The latest FAFSA data suggests the trend may be continuing because completion of the form is a "canary in a coal mine," Cook said. Students who submit the form are far more likely to attend college and finish their degree.
Unlike students from more affluent families, who sometimes take a year off before college to travel or gain experience, students from lower-income families tend to fall off track if they delay enrolling, she said. The demands of working to support themselves or their families often take over and make it difficult for them to catch up. "There is no 'gap year' for our students," Cook said.
Still time to file for aid
There's still time for students to file the form, which serves as the doorway to federal grants and loans as well as financial aid from states and individual colleges.

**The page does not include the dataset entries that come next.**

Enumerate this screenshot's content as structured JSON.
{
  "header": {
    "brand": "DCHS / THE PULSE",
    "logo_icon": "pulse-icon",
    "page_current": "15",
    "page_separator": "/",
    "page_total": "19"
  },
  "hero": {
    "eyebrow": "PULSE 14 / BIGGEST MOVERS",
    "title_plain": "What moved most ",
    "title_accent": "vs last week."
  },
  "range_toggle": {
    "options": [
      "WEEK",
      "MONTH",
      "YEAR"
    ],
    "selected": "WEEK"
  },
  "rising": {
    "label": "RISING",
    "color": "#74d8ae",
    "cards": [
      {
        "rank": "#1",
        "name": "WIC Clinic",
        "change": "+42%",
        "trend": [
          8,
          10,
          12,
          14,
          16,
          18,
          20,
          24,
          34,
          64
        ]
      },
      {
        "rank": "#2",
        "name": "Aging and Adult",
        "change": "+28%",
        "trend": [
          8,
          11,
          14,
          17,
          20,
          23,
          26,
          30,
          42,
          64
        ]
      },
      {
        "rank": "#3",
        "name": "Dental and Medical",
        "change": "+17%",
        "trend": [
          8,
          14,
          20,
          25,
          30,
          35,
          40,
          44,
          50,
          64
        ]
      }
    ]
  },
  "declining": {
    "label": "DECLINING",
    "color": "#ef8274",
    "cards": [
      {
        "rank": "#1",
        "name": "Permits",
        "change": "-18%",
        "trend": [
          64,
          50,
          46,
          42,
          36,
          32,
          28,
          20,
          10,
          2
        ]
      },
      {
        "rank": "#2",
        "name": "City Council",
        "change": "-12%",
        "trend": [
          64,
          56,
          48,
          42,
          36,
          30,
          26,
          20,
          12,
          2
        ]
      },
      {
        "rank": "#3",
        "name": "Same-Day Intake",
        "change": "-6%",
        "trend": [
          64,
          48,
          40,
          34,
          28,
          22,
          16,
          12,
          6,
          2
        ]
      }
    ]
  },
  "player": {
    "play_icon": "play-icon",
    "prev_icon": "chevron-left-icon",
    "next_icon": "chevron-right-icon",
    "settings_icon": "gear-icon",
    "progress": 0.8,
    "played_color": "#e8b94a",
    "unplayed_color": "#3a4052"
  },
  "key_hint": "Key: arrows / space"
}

But some states and colleges have earlier deadlines for scholarship funds, and some dole out aid on a first-come, first-served basis, so filing earlier is generally best.

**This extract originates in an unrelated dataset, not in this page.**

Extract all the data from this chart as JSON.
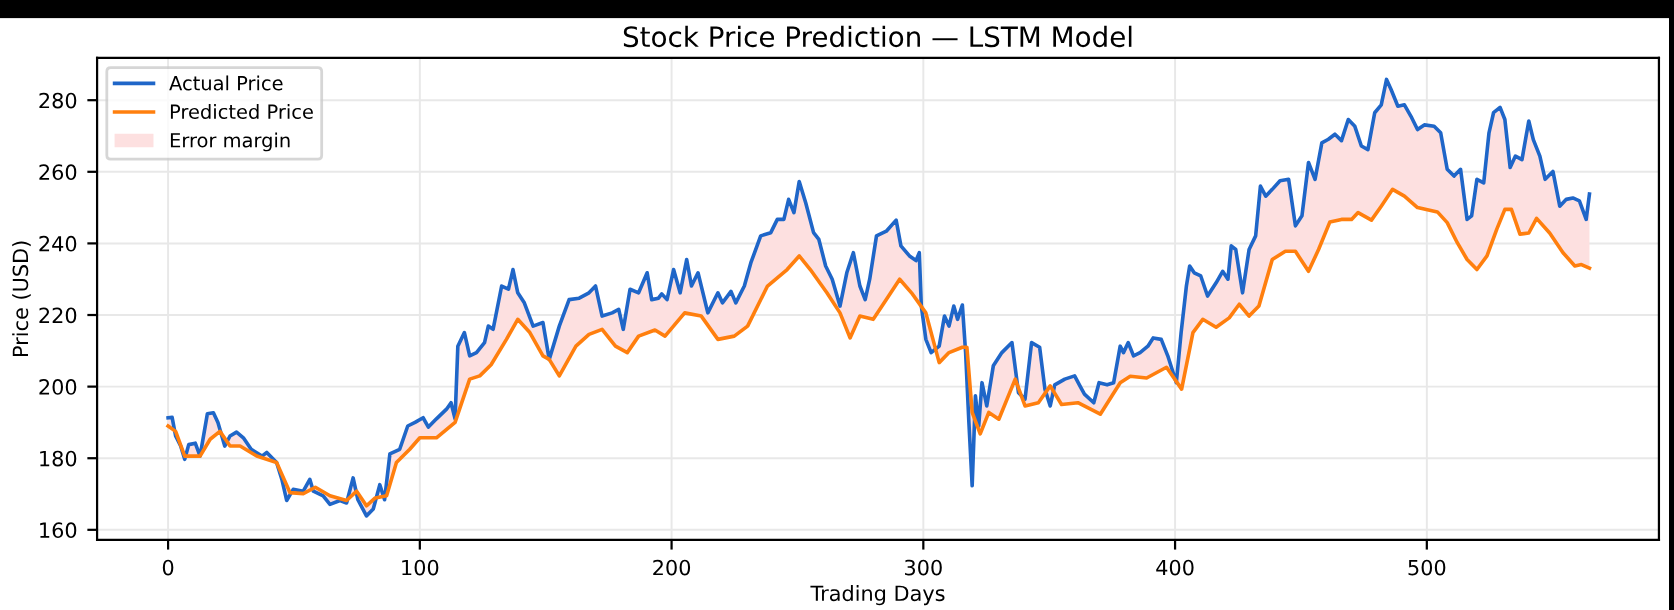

"The earlier you complete it, the more money you tend to be eligible for," said Sally Mayes, chief of staff at the Education Trust-New York, a nonprofit organization that promotes educational equity across the state.
With that in mind, college-access advocates are working with high schools to step up outreach so that students are encouraged to complete the FAFSA.
It may be difficult for students and families to give priority to filling out a complex financial form when they may be struggling to meet basic needs like food and housing amid the pandemic, Cook said.
But students should consider that "it's exactly what could change the game for you and your family," she said.
Many high schools have shifted to virtual learning during the pandemic, and they have also moved traditional FAFSA information events online.
But the FAFSA asks for a lot of detailed information, and while general advice sessions are a start, aid experts say, students often need one-on-one help to complete the form.
The pandemic and the shift to virtual learning have added to the challenge of helping students complete the form, said Nathan Daun-Barnett, an associate professor at the Graduate School of Education at the State University of New York at Buffalo and an expert on college access.
The university partners with Say Yes Buffalo, a local nonprofit group, and area schools on a FAFSA completion project, which recruits graduate students as paid interns to work one-on-one with high school students to fill out the FAFSA and related documents.
Before the pandemic, he said, interns met individually with students at local high schools to complete the forms.
Now, students are able to schedule virtual visits with 42 interns but sometimes technology can pose challenges.
There have been cases, for example, in which a student is trying to complete the FAFSA from home on a cellphone, while also talking to the intern on the same phone.
"It's not an optimal way to complete the process," he said.